3
「な、ん……」
なんで。どうして。
そんな言葉を言わせてもらえない。逃げることは許さないと、怖いくらいにまっすぐな瞳が封じてしまう。
いつもの温和な雰囲気はすっかり姿を隠してしまった。こうも真剣に感情を表に出すこの人は、何を言っていいかさえわからなくなってしまった私の唇を何度も何度も塞いでしまう。怖いと思った奪うキスじゃない。ただ触れ合わせるだけのそれだけが優しかった。
「私はもう我慢しません。したくもない。我慢して、今度こそ失うのは御免です」
「でも……」
「でも、なんですか。私よりグランの方がいいとお思いですか」
違う。そんなこと思ってない。
そう言いたいのに声が詰まって、結局首を振るしかできない私はなんて情けないんだろう。こんな時に、伝えなきゃいけないことも伝えられないなんて。
馬鹿の一つ覚えみたいにまた泣く私を、それでもルーグさんは痛ましげに顔を顰めてくれる。
優しい人。でも――残酷な人。
もう、十分だと思った。
「だめ、ですよ……」
そう。だめなのだ。こんなことは。だめ。だめ。これ以上、私を浮かれさせないで。
「グランがいいなんて、そんなこと思ってない。……でも、ルーグさんでもだめです」
嘘。本当は、ルーグさんだから。
「ルーグさんは、きっと信仰心とかを取り違えてるんです。だめですよ。間違えちゃ。だめです」
まだ言うかとルーグさんが一気に気色ばむ。それが嬉しくて、悲しい。
「さつき様!私は本気で―」
「私は!!」
ルーグさんが言いかけた言葉を無理やり遮る。怒声に近い声にルーグさんが一瞬怯んだ。その隙に、また「だめです」と繰り返す。ルーグさんにも、自分にもそう言い聞かせる。そうして、見えっ張りな私は笑顔を作る。
忘れるな。見失うな。
「私は、いつの日か帰るんですから」
そう口にした瞬間の、ルーグさんの泣きそうな顔が、この上なく私の胸を締め付ける。
こんな顔、させたかったわけじゃない。いつものように優しく笑っていてほしい。幸せでいてほしい。ルーグさんだから。私の好きな人だから。

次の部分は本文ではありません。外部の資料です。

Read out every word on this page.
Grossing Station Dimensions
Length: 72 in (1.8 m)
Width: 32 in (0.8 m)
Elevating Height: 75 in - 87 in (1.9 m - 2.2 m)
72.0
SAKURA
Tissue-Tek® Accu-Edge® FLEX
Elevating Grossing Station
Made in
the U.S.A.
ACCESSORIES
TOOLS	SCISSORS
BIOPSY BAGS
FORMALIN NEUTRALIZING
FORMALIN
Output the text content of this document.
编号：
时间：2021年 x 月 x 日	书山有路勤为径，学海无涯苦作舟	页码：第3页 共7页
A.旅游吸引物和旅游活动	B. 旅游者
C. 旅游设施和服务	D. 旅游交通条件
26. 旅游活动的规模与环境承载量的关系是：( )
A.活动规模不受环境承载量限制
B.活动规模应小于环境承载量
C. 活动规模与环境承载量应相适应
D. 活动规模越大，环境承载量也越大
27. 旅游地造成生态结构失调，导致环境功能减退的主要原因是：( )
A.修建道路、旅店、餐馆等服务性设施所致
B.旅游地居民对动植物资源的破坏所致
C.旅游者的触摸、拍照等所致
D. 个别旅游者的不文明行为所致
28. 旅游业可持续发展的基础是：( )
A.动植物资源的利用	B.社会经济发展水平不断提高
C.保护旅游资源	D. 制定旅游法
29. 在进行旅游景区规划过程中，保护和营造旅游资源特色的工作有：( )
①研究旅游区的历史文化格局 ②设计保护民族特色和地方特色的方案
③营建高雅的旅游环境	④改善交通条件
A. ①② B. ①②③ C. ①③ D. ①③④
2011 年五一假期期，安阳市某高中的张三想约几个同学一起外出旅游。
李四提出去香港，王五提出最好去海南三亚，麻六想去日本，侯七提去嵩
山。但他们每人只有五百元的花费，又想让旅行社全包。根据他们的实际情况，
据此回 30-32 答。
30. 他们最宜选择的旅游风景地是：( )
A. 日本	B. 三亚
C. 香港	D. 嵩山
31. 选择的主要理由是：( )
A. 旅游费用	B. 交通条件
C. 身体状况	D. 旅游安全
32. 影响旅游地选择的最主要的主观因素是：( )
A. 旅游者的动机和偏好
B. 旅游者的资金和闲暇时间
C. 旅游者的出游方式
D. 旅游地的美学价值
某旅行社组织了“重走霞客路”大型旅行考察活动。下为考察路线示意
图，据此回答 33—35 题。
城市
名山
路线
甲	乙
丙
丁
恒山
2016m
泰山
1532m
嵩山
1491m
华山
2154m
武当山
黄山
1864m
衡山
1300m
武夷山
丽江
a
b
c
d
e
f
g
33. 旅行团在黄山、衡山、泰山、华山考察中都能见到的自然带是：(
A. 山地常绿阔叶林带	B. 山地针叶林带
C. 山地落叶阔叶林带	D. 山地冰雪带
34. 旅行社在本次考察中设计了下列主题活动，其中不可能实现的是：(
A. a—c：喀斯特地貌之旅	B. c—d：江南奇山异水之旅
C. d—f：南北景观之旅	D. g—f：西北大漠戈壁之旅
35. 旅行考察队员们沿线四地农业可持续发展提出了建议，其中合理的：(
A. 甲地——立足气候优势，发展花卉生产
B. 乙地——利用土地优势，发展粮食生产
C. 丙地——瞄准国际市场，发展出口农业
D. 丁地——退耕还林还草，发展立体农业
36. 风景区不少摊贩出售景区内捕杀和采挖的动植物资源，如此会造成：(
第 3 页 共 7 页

だけど、ここで少しでも拒絶を緩めてはいけないとわかっているから。気取られないように奥歯を食いしばって、そうして作った笑顔を保ち続ける。
表情筋によって作られたこの表情は、きっと不自然でぎこちないだろう。
わかってても、それを貫き通す。
「間違えちゃ、だめ」
間違えちゃだめ。大丈夫、これが正しい。終わりしか来ない夢なんて、見ない方がいいに決まってるんだから。
ああ、でも。
ごめん。ごめんね、ルーグさん。
意気地無しでごめんね。嘘つきでごめんね。
ありがとうって、私も好きですって、言えなくて、ごめん。